The Washington-Jefferson Park has a large, year-round homeless population due to the cover the I-105 Washington-Jefferson Bridge provides against the weather.

This year-round protection from the weather, which was one of the main selling points for the skate park, is going to bring the planners into direct conflict with the people living there now.

Currently, the City of Eugene does not have a definite plan on how to deal with the homeless population that inhabits the park. The situation is complicated due to the fact that the planners do not want to uproot the homeless, but the homeless could potentially cause harm to younger skaters.

The park itself has been known to have a high-level of crime and drug activity. Last summer a homeless man was stabbed and murdered in broad daylight near the location where the skatepark is planned to go in.

“This type of incident only further reinforces the need to provide a transformational centerpiece to the park that brings consistent, positive energy and users to the park.” Skaters for Eugene Skateparks Bob Chandler said in response to a KVAL reporter asking if the murder changes plans for the location of the park.
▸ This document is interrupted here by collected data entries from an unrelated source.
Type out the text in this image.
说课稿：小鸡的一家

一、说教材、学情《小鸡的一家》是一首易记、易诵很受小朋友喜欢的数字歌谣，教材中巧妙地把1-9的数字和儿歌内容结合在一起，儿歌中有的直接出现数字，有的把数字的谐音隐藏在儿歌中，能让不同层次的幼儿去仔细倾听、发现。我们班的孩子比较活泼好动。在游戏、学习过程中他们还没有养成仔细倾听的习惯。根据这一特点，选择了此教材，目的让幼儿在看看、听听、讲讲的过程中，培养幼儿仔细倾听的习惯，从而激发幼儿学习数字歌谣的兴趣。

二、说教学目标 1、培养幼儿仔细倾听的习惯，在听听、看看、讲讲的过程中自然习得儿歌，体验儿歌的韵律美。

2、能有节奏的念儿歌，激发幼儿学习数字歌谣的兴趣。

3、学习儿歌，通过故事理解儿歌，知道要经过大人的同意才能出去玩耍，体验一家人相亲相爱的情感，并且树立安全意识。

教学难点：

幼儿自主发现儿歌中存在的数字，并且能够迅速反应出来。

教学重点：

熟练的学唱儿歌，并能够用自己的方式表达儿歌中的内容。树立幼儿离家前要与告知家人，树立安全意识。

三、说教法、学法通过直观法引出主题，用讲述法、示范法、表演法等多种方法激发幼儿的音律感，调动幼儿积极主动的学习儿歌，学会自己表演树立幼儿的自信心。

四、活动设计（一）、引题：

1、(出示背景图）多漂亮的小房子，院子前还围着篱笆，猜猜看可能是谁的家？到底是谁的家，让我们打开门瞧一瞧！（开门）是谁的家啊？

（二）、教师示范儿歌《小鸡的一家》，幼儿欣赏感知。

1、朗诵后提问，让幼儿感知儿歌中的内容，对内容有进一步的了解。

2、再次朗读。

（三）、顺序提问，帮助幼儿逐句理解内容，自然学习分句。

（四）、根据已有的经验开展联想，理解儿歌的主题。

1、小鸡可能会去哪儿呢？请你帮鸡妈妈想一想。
The planning team is hoping to accomplish this goal of “positive energy” by adding security cameras, vegetation removal, increased police patrols and extra lighting during the evening skating hours.

These plans have caused certain members of the Whiteaker neighborhood as well as people who assist the homeless to speculate that the skatepark is initially trying to push the homeless out.

“There is concern that various elements involving the Skate Park and its Safety Strategy could make it more difficult for our homeless citizens to safely sleep there when they have no suitable alternative,” Anand Keathley of the Whiteaker Community Council (WCC) said.

If in fact the measures taken to improve the skateparks security do force the homeless out, the Whiteaker Community Council is worried that the homeless will lose a safe, weather protected place that has been used by them for a long time.

Further complicating the skatepark plans is the bathroom facilities that have a kitchen inside that is used to feed the low-income citizen of the Whiteaker neighborhood. The skatepark team is planning to renovate the bathrooms, but no plans for the kitchen are currently set.

“My biggest concern is not the skatepark, but the additional presence of the events,” said David Robertson, who runs the non-profit Free People Eugene that interacts with the homeless on a one-on-one level. “Events specifically aimed at the homeless will be affected by the presence of the park,” added Robertson.

With many members on both sides of debate unsure exactly how the skatepark will change the homeless presence inside the Washington-Jefferson Park, the only true answer will come when the skatepark is set to start construction in 2011.

“They don’t live with the next two years in mind,” said Robertson. “They’re homeless. They survive, that’s what they do.”